Chemotherapy for unresectable stomach cancer
Chemotherapy is typically used in the first-line treatment of stomach cancer that cannot be surgically removed. Patients with unresectable stomach cancer, and who are in good general health, are typically offered chemotherapy as a treatment.
Radiotherapy uses ionising radiation to damage the deoxyribose nucleic acid (DNA) of cancerous cells, causing them to die. Radiotherapy is often used in stomach cancer to shrink the tumour, relieve symptoms and help you feel more comfortable. It is used to control symptoms such as pain and bleeding, when surgery is not suitable.
You may be eligible to take part in a clinical trial, which is a type of research study that investigates new or specialised therapies or treatments. While you are discussing therapy options with your care team, it is a good idea to ask about clinical trials that may be suitable for your condition and discuss whether participating may be right for you.
Being involved in a clinical trial may be beneficial in that you may access the latest treatments before they become generally available. Additionally, clinical trial participation is often associated with closer monitoring of your care and condition and potentially improved outcomes.
For further information on the latest upper GI cancer trials visit the Australian Gastro-Intestinal Cancer Trials Group (AGITG) website or the Australian Cancer Clinical trials website.
> Learn more about clinical trials
Being referred to a specialist centre
Anyone diagnosed with stomach cancer should have their case reviewed at a centre where there is a specialist multidisciplinary team of doctors and allied health professionals, who are able to assess and treat the disease.

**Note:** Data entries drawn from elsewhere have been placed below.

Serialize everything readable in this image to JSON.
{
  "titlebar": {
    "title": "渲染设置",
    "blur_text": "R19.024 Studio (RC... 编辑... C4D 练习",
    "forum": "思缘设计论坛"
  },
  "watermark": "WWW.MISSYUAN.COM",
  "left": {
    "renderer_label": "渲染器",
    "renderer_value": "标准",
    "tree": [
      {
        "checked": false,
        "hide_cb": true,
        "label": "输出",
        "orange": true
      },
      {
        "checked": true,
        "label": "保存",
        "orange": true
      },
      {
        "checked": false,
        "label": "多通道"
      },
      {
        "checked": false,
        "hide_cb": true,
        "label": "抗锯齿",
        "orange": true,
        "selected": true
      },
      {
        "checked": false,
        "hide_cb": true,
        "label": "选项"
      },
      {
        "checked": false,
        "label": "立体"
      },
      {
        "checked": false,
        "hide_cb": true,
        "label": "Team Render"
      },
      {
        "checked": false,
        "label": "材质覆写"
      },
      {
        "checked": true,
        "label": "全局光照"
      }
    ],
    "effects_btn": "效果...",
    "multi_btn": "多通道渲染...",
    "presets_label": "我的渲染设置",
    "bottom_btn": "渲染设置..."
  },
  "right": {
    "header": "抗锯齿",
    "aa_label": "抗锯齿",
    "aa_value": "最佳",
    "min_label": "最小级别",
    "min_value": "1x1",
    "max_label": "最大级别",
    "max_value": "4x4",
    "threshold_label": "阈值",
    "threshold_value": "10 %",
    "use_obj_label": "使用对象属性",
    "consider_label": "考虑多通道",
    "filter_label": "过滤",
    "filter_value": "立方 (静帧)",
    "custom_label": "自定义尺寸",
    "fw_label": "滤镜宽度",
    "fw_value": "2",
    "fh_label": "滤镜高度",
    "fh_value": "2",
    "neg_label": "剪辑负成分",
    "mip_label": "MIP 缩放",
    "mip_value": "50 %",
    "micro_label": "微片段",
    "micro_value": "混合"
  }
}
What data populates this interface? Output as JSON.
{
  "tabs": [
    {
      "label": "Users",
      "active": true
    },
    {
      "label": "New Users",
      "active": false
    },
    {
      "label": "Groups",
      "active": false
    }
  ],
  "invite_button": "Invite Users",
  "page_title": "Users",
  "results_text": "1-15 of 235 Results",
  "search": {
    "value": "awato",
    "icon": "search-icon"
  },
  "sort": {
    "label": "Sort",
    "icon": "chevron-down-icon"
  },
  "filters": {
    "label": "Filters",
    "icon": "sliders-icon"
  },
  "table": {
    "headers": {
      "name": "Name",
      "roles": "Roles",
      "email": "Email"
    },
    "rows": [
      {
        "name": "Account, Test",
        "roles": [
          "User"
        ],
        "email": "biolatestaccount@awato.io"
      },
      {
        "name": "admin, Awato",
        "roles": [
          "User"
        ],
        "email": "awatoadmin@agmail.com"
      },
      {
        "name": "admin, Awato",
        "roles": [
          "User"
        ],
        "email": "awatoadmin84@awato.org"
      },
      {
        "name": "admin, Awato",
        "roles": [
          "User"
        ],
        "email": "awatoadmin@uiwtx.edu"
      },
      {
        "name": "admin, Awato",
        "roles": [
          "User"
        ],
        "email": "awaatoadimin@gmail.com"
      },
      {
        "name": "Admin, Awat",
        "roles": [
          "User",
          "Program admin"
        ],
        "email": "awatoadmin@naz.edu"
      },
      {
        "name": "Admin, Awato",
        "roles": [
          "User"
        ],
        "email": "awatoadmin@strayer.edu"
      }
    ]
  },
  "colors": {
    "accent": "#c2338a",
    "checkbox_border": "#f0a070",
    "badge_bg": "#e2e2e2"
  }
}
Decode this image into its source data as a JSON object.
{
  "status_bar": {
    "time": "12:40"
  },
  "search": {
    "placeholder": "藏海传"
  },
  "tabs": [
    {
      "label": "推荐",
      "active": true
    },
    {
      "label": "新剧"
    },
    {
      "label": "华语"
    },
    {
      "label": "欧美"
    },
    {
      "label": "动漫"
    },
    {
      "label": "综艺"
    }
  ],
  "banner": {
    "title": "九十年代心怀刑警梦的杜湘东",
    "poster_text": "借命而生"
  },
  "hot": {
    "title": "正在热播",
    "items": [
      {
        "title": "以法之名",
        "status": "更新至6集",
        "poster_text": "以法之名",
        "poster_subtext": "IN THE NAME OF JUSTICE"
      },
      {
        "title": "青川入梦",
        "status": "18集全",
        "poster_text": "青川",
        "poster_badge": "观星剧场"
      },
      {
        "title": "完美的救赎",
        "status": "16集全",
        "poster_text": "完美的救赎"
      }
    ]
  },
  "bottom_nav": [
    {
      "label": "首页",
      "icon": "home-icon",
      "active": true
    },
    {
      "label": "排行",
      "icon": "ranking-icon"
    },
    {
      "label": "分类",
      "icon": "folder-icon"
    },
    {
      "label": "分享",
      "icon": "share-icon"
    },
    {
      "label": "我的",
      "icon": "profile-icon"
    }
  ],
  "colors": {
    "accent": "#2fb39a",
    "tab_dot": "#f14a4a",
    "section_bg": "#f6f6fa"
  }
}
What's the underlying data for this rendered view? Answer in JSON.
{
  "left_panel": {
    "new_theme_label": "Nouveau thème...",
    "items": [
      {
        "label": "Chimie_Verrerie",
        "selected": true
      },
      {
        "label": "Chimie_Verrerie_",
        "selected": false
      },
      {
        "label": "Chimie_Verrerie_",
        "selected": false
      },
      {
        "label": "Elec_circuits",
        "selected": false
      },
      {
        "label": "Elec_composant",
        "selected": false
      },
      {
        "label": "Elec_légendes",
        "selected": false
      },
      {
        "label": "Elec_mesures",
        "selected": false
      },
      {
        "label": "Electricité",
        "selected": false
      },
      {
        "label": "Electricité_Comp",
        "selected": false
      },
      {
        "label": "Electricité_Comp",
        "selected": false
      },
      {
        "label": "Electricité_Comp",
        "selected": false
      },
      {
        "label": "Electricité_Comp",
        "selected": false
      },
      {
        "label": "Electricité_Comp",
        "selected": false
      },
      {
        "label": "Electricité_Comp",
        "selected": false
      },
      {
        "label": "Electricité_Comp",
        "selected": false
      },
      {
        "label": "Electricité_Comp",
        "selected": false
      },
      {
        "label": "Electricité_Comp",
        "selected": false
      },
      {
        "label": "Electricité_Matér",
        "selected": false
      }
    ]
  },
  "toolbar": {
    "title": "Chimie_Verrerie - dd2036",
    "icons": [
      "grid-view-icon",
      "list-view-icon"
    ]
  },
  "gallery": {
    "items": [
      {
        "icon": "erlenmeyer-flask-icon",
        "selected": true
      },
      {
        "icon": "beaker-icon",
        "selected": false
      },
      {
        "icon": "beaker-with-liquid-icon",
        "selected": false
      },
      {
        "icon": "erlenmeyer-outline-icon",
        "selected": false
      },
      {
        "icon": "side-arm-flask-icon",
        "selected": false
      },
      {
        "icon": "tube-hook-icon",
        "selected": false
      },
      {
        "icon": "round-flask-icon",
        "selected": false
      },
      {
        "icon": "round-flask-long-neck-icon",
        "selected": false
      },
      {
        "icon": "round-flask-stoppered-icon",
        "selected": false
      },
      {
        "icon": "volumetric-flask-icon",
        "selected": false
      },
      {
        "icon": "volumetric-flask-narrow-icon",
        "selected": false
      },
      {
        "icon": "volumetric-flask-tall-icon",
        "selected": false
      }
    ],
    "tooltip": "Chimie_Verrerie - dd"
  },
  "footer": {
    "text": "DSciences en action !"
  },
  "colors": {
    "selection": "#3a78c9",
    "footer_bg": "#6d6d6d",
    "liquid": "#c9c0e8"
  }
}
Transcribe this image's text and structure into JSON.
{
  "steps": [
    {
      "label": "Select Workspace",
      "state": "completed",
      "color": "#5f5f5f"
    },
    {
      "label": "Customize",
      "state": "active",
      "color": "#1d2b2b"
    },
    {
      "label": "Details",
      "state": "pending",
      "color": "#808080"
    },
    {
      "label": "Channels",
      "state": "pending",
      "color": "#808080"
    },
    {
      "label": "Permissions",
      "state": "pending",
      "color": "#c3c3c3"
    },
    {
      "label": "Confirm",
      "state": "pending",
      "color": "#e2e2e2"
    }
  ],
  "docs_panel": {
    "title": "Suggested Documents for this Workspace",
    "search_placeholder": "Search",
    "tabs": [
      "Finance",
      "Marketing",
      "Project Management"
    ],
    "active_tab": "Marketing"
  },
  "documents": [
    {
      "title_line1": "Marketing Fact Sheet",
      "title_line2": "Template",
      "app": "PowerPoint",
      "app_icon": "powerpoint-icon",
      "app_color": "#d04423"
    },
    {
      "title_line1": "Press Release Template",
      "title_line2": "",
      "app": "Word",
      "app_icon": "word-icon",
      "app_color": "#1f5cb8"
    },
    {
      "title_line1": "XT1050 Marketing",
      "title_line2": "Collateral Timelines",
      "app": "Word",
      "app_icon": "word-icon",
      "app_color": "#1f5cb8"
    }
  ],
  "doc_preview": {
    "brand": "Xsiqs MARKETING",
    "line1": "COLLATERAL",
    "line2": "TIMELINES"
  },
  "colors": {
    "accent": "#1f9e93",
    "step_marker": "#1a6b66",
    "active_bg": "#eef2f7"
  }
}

Depending on your treatment, your treatment team may consist of a number of different health professionals, such as:
- General Practitioner – your GP looks after your general health and works with your specialists to coordinate treatment.
- Gastroenterologist – specialises in diseases of the digestive system, can also perform endoscopy procedures.
- Upper gastrointestinal (UGI) surgeon – specialises in surgery to treat diseases of the upper gastrointestinal system.
- Medical oncologist – prescribes and coordinates chemotherapy treatment.
- Radiation oncologist – prescribes and coordinates radiation therapy treatment.
- Cancer nurses – assist with treatment and provide information and support throughout your treatment.
- Other allied health professionals – such as dietitians, exercise physiologists, social workers, pharmacists, speech pathologists and counsellors.